There were three of us in the smoke-room of the ship – me, my very good friend, and, in the opposite corner, a shy man, the editor, as we knew out later, of a New York Sunday paper.
My friend and I were talking about habits, good and bad.
“After the first few months,” my friend said, “it is as easy to be a saint as to be a sinner; it becomes a habit.”
“I know,” I interrupted, “it is as easy to jump out of bed early in the morning as to say 'All Right,' and turn over for another five minutes of sleep, when you have got the habit. Not to swear is as easy as to swear, if you make a custom of it. A piece of bread and water is as delicious as champagne, when you got used to its taste. It is only a question of making your choice and getting used it.”
He agreed with me.
“Now take one of my cigars,” he said, pushing his open cigar case to me.

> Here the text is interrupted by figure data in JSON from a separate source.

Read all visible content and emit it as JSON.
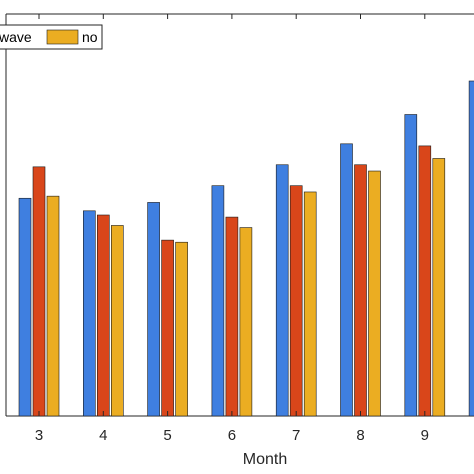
{
  "chart_data": {
    "type": "bar",
    "title": "",
    "xlabel": "Month",
    "ylabel": "",
    "categories": [
      "3",
      "4",
      "5",
      "6",
      "7",
      "8",
      "9",
      ""
    ],
    "series": [
      {
        "name": "",
        "color": "#3f7fe0",
        "values": [
          0.52,
          0.49,
          0.51,
          0.55,
          0.6,
          0.65,
          0.72,
          0.8
        ]
      },
      {
        "name": "",
        "color": "#d9461a",
        "values": [
          0.595,
          0.48,
          0.42,
          0.475,
          0.55,
          0.6,
          0.645,
          null
        ]
      },
      {
        "name": "",
        "color": "#ebad22",
        "values": [
          0.525,
          0.455,
          0.415,
          0.45,
          0.535,
          0.585,
          0.615,
          null
        ]
      }
    ],
    "ylim": [
      0,
      0.96
    ],
    "grid": false,
    "legend": {
      "placement": "top-left",
      "entries": [
        {
          "label": "wave",
          "color": "#d9461a"
        },
        {
          "label": "no",
          "color": "#ebad22"
        }
      ]
    }
  }
}
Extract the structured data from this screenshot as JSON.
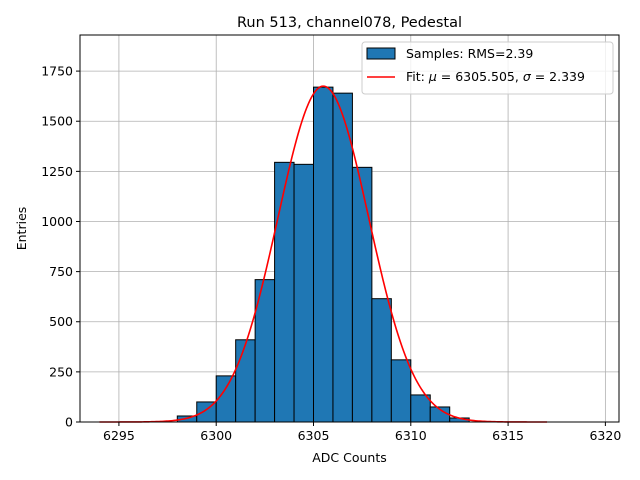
{
  "chart_data": {
    "type": "bar",
    "title": "Run 513, channel078, Pedestal",
    "xlabel": "ADC Counts",
    "ylabel": "Entries",
    "xlim": [
      6293.0,
      6320.7
    ],
    "ylim": [
      0,
      1930
    ],
    "xticks": [
      6295,
      6300,
      6305,
      6310,
      6315,
      6320
    ],
    "yticks": [
      0,
      250,
      500,
      750,
      1000,
      1250,
      1500,
      1750
    ],
    "grid": true,
    "legend_position": "top-right",
    "histogram": {
      "name": "Samples: RMS=2.39",
      "color": "#1f77b4",
      "bin_edges": [
        6298,
        6299,
        6300,
        6301,
        6302,
        6303,
        6304,
        6305,
        6306,
        6307,
        6308,
        6309,
        6310,
        6311,
        6312,
        6313
      ],
      "counts": [
        30,
        100,
        230,
        410,
        710,
        1295,
        1285,
        1670,
        1640,
        1270,
        615,
        310,
        135,
        75,
        20
      ]
    },
    "fit": {
      "name": "Fit: μ = 6305.505, σ = 2.339",
      "legend_prefix": "Fit: ",
      "legend_mu_symbol": "μ",
      "legend_mu_text": " = 6305.505, ",
      "legend_sigma_symbol": "σ",
      "legend_sigma_text": " = 2.339",
      "color": "#ff0000",
      "mu": 6305.505,
      "sigma": 2.339,
      "amplitude": 1675,
      "x_range": [
        6294,
        6317
      ]
    }
  }
}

“Thank you,” I replied quickly, “I'm not smoking during this trip.”
“Don't be afraid,” he answered, “It was just an argument. One of these cigars would make you ill for a week.”
I agreed.
“Very well,” he continued. “As you know, I smoke them all day long, and enjoy them. Why? Because that is my habit. Many years ago, when I was a young man, I smoked very expensive Havanas. It was necessary for me to buy cheaper tobacco. I was living in Belgium and one friend showed me these. I don't know what they are made of – probably cabbage leaves soaked in guano[1]; they tasted to me like that at first – but they were cheap, they cost me three a penny. I decided to like them, and started with one a day. It was terrible work, I admit, but as I said to myself, nothing could be worse than the Havanas themselves in the beginning. Before the end of the month I could think of them without disgust, at the end of second I could smoke them without discomfort. Now I prefer them to any other brand on the market.”
He leant back and puffed great clouds into the air, filled the small room with a terrible smell.
“Then again,” he continued after a pause, “Take my wine. No, you don't like it.” (my face betrayed me.) “Nobody does, no one I have ever met. Three years ago, when I lived in Hammersmith, we caught two thieves with it. They opened the cupboard, and drank five bottles of it. A policeman found them later, sitting on a doorstep a hundred yards from my house. They were too ill and went to the police station like lambs, because he promised to send the doctor to them the moment they were safe in the cells. Since then I leave a bottle on the table every night.
Well, I like that wine. I drink several glasses, and I feel like I'm a new man. I took it for the same reason that I took the cigars – it was cheap. It is sent from Geneva, and it costs me six shillings a dozen of bottles. How they do it I don't know. I don't want to know.
“I knew one man,” my friend continued, “All day long his wife talked to him, or at him, or of him, and at night he fell asleep to the rising and falling rhythm of what she thought about him. At last she died, and his friends congratulated him, they thought that now he would enjoy peace. But it was the peace of the desert, and the man did not enjoy it. For twenty-two years her voice had filled the house, penetrated through the conservatory, and floated into the garden.